Un divertissement intelligent, rythmé au cordeau plein de charme, de surprise, animé par une dramaturgie de cabaret, de jeux de jambes à la Mistinguett, music-hall où l'on reste incorruptible, imperturbable devant toutes sollicitations...érotiques, politiques, poétiques.
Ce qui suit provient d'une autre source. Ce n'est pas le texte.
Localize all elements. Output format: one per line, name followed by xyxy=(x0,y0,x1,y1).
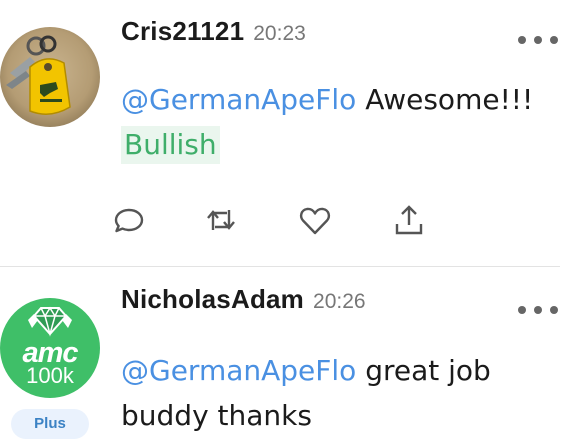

C'est plein de verve, bien dosé comme un bon cidre acide, pétillant, bourru, délicieux, savoureux.Une tasse de thé pour lord échappé de sa tribu qui génère des femmes enceintes de pommes qui accouchent comme des call-girls désabusées très sexy. Et l'on croque la pomme, ce fruit défendu d'un paradis perdu et retrouvé. Au final, on se gave de cette chair végétale à l'envi tout en jonglant au passage. Jusqu'à une compote finale sur le plateau ou détritus et bris de vaisselle jonchent le sol dans un joyeux désordre tonitruant.Il y a de la casse dans ces scènes de ménages, ces tableaux successifs, saynètes virtuoses du jonglage qui mine de rien parcourt tout le spectacle. Discrètement ou ouvertement, objet et sujet de cet opus désopilant plein de distanciation, de recul. Sur l'humaine condition pas toujours radieuse, mais pleine de machineries, de subterfuges, de cachotteries inavouées qui font surface malgré tout; on veut étouffer les petits scandales, mais les voici réactivés par le biais des pommes!Jeu de circonstance pour pomme en l'air et saluts sur sol glissant plein de pelures et autres marmelade sur le tapis de scène Chacun des spectateurs invité à en emporter une part comme souvenir impérissable d'une soirée mémorable au Théâtre de Haguenau; un lieu plein de surprises de programmation à suivre assidument durant la saison...de la récolte des pommes bien sûr!